October 01, 2010

Reviving the Runaways: Who Should Rule When Law, Psychology and Teenage Hormones Collide?

by ErinORiordan

Reality Bites

During the movie, I began having flashbacks to my days as an intern at an outpatient mental health clinic. Part of that internship entailed sitting in on Female Adolescent Group, a peer-support and therapy session for girls ages 13 to 17. Several who were assigned to the group (some voluntarily, some by court order) were there for very specific behaviors. They smoked pot or used other drugs. They drank alcohol. They had sex. They got into fights—the same things the young female protagonists the Currie sisters and Joan Jett play out in The Runaways.

In the mental health world, all of these behaviors are considered symptoms. The human brain doesn’t grow into its adult form until the early twenties, and decision-making is one of the last areas to mature. Scientifically speaking, psychologists know teens can’t be trusted to make their own best decisions. Biology says so.

Normal sexual behavior for a teenager, according to the therapists I worked with, could include choosing to have safer sex—as long as there was no coercion. A young man or woman’s choice of sex partner makes a lot of difference, though. To be considered “normal,” by mental health professionals, sex has to be between two people with two years or less of age difference between them. It makes psychological sense: Sexual partners should be equal in terms of physical and emotional maturity so the older one isn’t taking advantage of the younger one.

Any sexual activity outside those guidelines, then, was child abuse. If a 14-year-old told the group she’d had sex with an 18-year-old guy, the group’s two therapists were legally bound to report it to Child Protective Services. Sometimes it seemed like the right move.

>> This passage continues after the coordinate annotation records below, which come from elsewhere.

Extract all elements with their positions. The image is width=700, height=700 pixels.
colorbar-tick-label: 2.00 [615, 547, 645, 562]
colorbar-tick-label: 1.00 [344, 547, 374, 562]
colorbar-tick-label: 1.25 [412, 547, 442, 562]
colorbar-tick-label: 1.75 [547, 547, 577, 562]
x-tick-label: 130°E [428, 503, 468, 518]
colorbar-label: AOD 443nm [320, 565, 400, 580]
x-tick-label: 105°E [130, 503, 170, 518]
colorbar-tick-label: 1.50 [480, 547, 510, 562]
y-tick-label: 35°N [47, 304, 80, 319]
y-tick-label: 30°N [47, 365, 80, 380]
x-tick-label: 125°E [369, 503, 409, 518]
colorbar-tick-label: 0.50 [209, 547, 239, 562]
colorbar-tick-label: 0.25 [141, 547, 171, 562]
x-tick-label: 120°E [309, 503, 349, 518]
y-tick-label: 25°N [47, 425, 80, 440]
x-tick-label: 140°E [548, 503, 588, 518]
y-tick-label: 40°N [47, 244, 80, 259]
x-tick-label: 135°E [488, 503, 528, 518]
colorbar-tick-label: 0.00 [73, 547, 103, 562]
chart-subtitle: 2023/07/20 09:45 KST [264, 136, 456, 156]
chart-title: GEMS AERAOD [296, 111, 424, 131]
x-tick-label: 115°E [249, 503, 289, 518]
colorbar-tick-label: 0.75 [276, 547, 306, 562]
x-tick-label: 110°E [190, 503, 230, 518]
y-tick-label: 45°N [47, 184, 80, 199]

In Reviving Ophelia, psychologist Mary Pipher’s influential 1994 book on female adolescence, Pipher states that sexually active teenage girls get pregnant, get STDs, suffer rejection and/or bad reputations, and become cynical. She concludes, “Most early sexual activity in our culture tends to be harmful to girls.”

Yet some girls disagree. Some teens make other choices.

“Consent of a Woman”

In an interview that originally aired on National Public Radio’s Fresh Air on May 5, 2009, novelist Ayelet Waldman discussed talking with her children about sex, sharing her own story of losing her virginity. Her partner was an Israeli soldier in his twenties; Waldman was in her teens. She spoke of her experience with some regret, but not too much. She would tell her children, Waldman said, that you should love everyone you have sex with, though you’ll love some of them much more than others. It was a wise, practical, human statement.

Wise, practical, human statements all too often are at variance with penal codes. Several years ago, Kristin Rowe-Finkbeiner addressed the issue in an article titled “Consent of a Woman.” She traced statutory rape laws back to their origins in thirteenth-century England, at which time it was considered “a property crime.” An unmarried, virgin daughter was a financial asset, and to take a girl’s virginity without her father’s consent (and the exchange of a dowry) was considered a theft.

Couple the antiquated notion of sex as a property crime with a layer of American squeamishness around anything to do with sex, and you’ve got a recipe for legal nightmares. Oklahoma, for example, charged a 16-year-old young man as an adult on two counts of sexual abuse of a child in 2008. The state also made him register as a sex offender, a lifetime designation. His crime? Having sex with his 13-year-old girlfriend. The girl told him she was almost 16. There have also been so-called “sexting” cases, where teens have been charged with possessing child pornography after receiving nude cell phone pictures from other teens their own age. In these cases, the laws are harming the ones they’re designed to protect.

The Age of Innocence

Age of consent laws vary from state to state. In Canada, the age of consent is set at 14 in every province. In the Netherlands, the age of consent is 12, but teens aged 12 to 16 have the right to petition the court if they feel they’ve been exploited or abused in a sexual relationship. At least the Dutch understand the human approach.

Laws say one thing, and the mental health community says another. Even acts that might not get you arrested—consensual sex between two 16-year-olds, for example—could get you a standing weekly appointment with a therapist, or sent to the inpatient unit. It’s not a bad place, if you don’t mind being locked up in a place where staff dictate every aspect of your daily routine, from when to brush your teeth to the length of your (monitored) phone calls.

In The Runaways, Cherie Currie had a fabulously good time partying like an underage rock star. She also suffered consequences. Drug abuse nearly killed her. The movie didn’t portray the effects, good or bad, of having an older lover, though. It’s left up to the viewer to decide whether she was being exploited or expressing herself.

Sexual experiences can mean such a wide range of things to the people who have them. A single experience can seem pathological at one moment but seem transcendent with more hindsight, or vice versa. It’s hard to determine good or bad, harmful or healthy, sane or insane, when teenage sexuality shifts like the colors of a mood ring.